Families of Palestinians imprisoned in Israeli jails demonstrate in the Old City of Jerusalem al-Quds on April 29, 2017 in support of hundreds of Palestinian prisoners on hunger strike. (Photo by AFP)

A young Palestinian man becomes the first victim of an open-ended mass hunger strike by Palestinian inmates in Israeli jails as well as their supporters in the occupied West Bank.

The 30-year-old victim from the city of Ramallah, identified as Mazan al-Maghrebi, passed away at his home in Ramallah on Monday due to a kidney disease after joining the hunger strike in protest at the inhumane treatment of Palestinian inmates in Israeli prisons, Saba news agency reported.

More than 1,600 Palestinian prisoners have joined the protest action dubbed the Freedom and Dignity Strike since April 17 which was initially called by former Fatah movement leader, Marwan Barghouti, to protest conditions in Israeli regime’s prisons.

Meanwhile, the media committee of the hunger strike announced on Sunday that several of the hunger-striking inmates had lost 10 kilograms of their weight, according to the Palestinian Ma’an news agency.

A number of the hunger strikers held in the Israeli Ofer prison are suffering from low blood pressure, severe headaches as well as stomach and joint problems, according to the report.

It further noted that the Israeli authorities do not allow the Palestinian prisoners to drink cool water and instead force them to drink warm water.

Israeli police forces scuffle with a Palestinian youth in the Old City of Jerusalem al-Quds on April 29, 2017 during a protest in support of Palestinians imprisoned in Israeli jails. (Photo by AFP)

Ma’an also reported on Monday that a hunger-striking inmate identified as Ayman Bisharat, who was released from prison on Sunday evening after being held captive by the regime for 16 years, told crowds in his hometown of Tammun in the Tubas district of the occupied West Bank that the health of the hunger strikers was deteriorating.

He held the Tel Aviv regime responsible for the well-being of the hunger-striking protesters.

Bisharat, however, insisted that the hunger strikers remained in high spirits and were determined to achieve their goals, calling on the world to support their “heroic” struggle.

According to January figures provided by the Palestinian prisoners’ rights group Addameer, nearly 6,500 Palestinians are held captive in Israeli jails, 536 of them without charge or trial.

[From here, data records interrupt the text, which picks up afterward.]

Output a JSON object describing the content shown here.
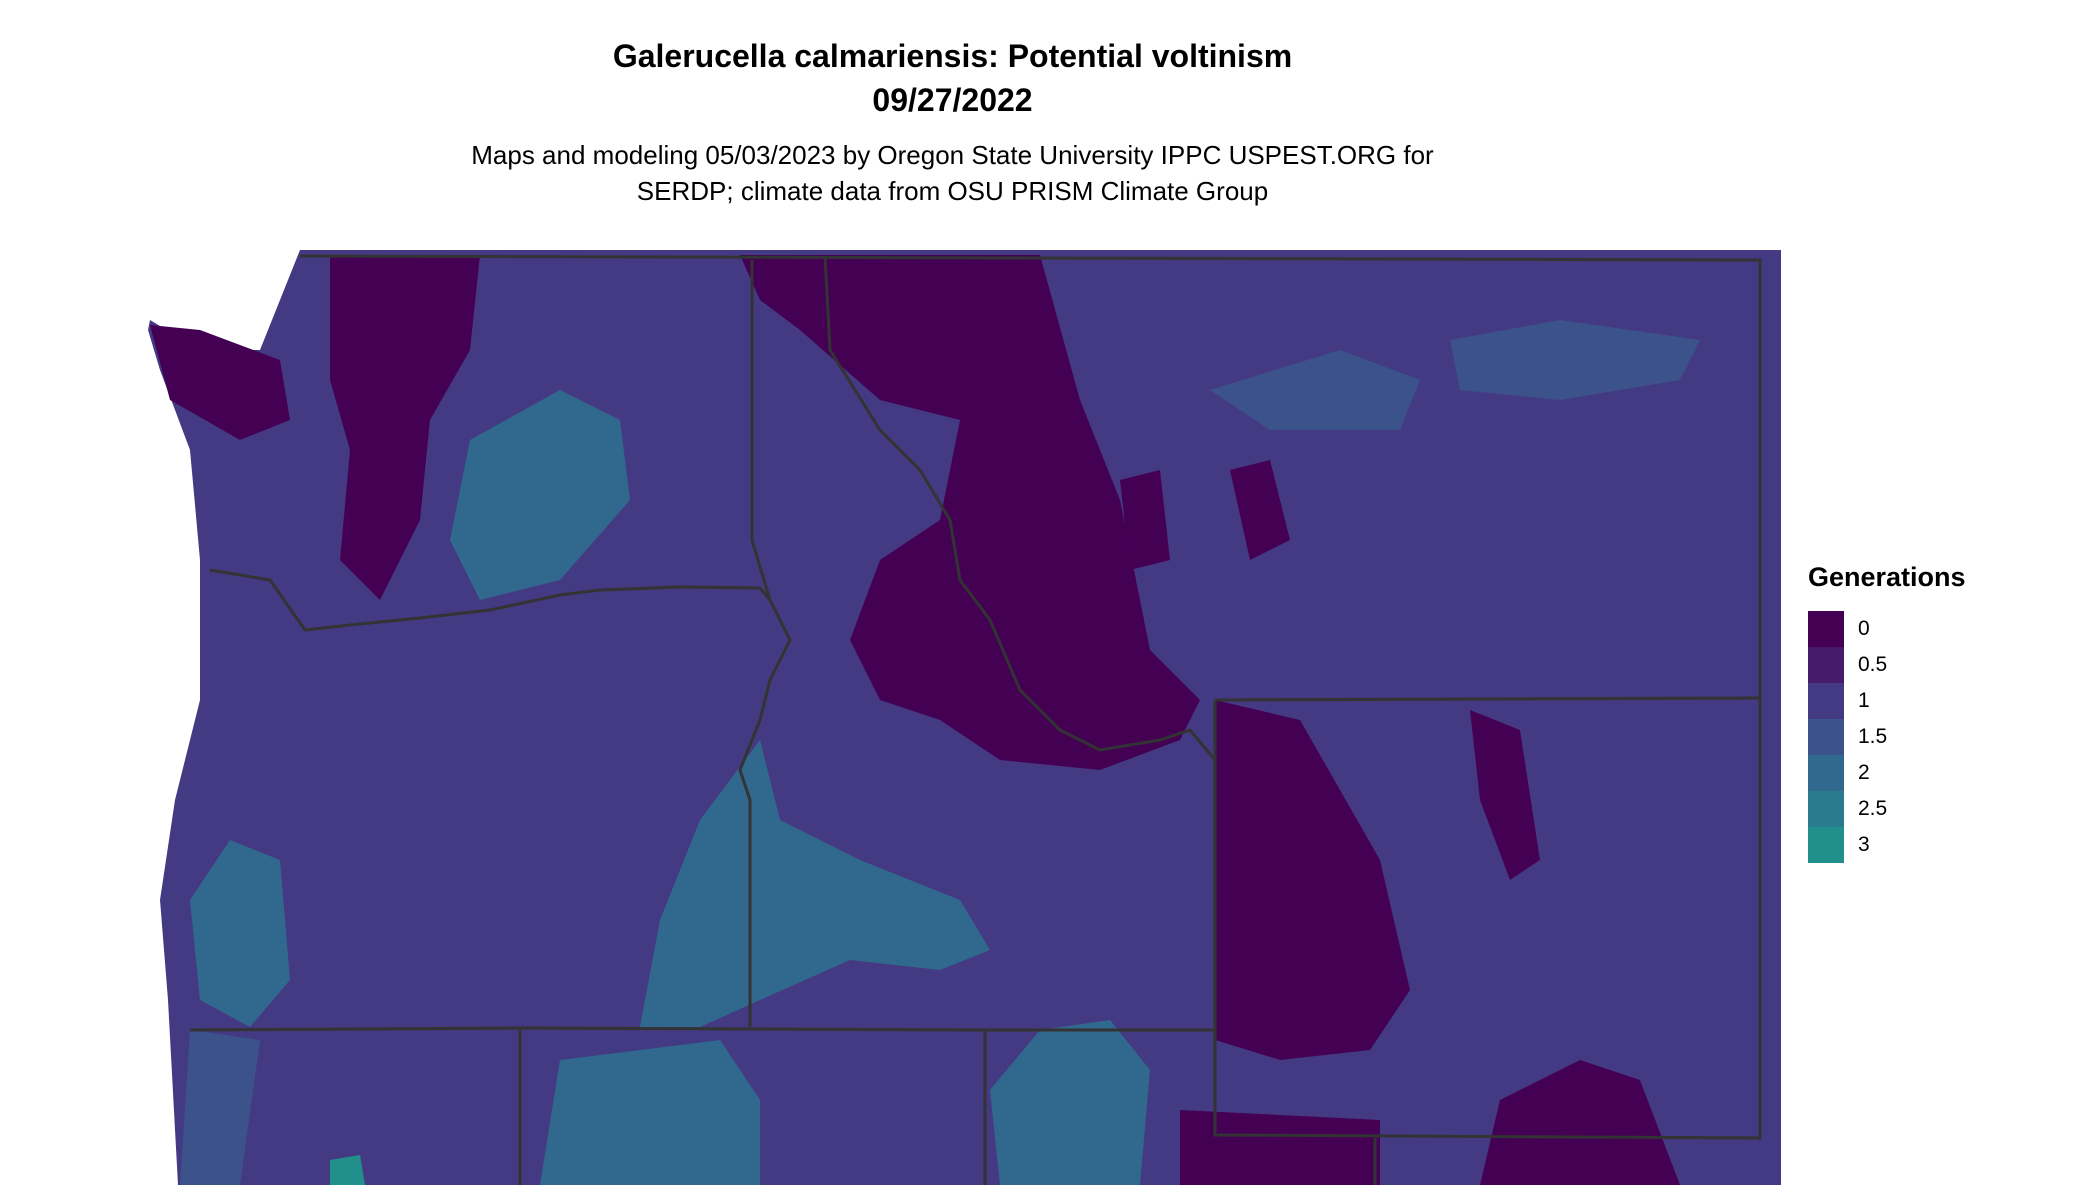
{
  "title": "Galerucella calmariensis: Potential voltinism",
  "date": "09/27/2022",
  "subtitle_line1": "Maps and modeling 05/03/2023 by Oregon State University IPPC USPEST.ORG for",
  "subtitle_line2": "SERDP; climate data from OSU PRISM Climate Group",
  "legend": {
    "title": "Generations",
    "items": [
      {
        "label": "0",
        "color": "#440154"
      },
      {
        "label": "0.5",
        "color": "#471b6b"
      },
      {
        "label": "1",
        "color": "#443a83"
      },
      {
        "label": "1.5",
        "color": "#3b528b"
      },
      {
        "label": "2",
        "color": "#31688e"
      },
      {
        "label": "2.5",
        "color": "#287c8e"
      },
      {
        "label": "3",
        "color": "#21908c"
      }
    ]
  },
  "map": {
    "region": "Pacific Northwest: WA, OR, ID, MT, WY",
    "border_color": "#333333"
  }
}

Palestinian prisoners have continuously resorted to open-ended hunger strikes in efforts to voice their outrage at the Israeli regime’s policy of enforcing administrative detentions, which amounts to jailing Palestinians for up to six months without charge or trial.

Palestinian inmates complain that they are often subjected to assault and torture inside Israeli prisons.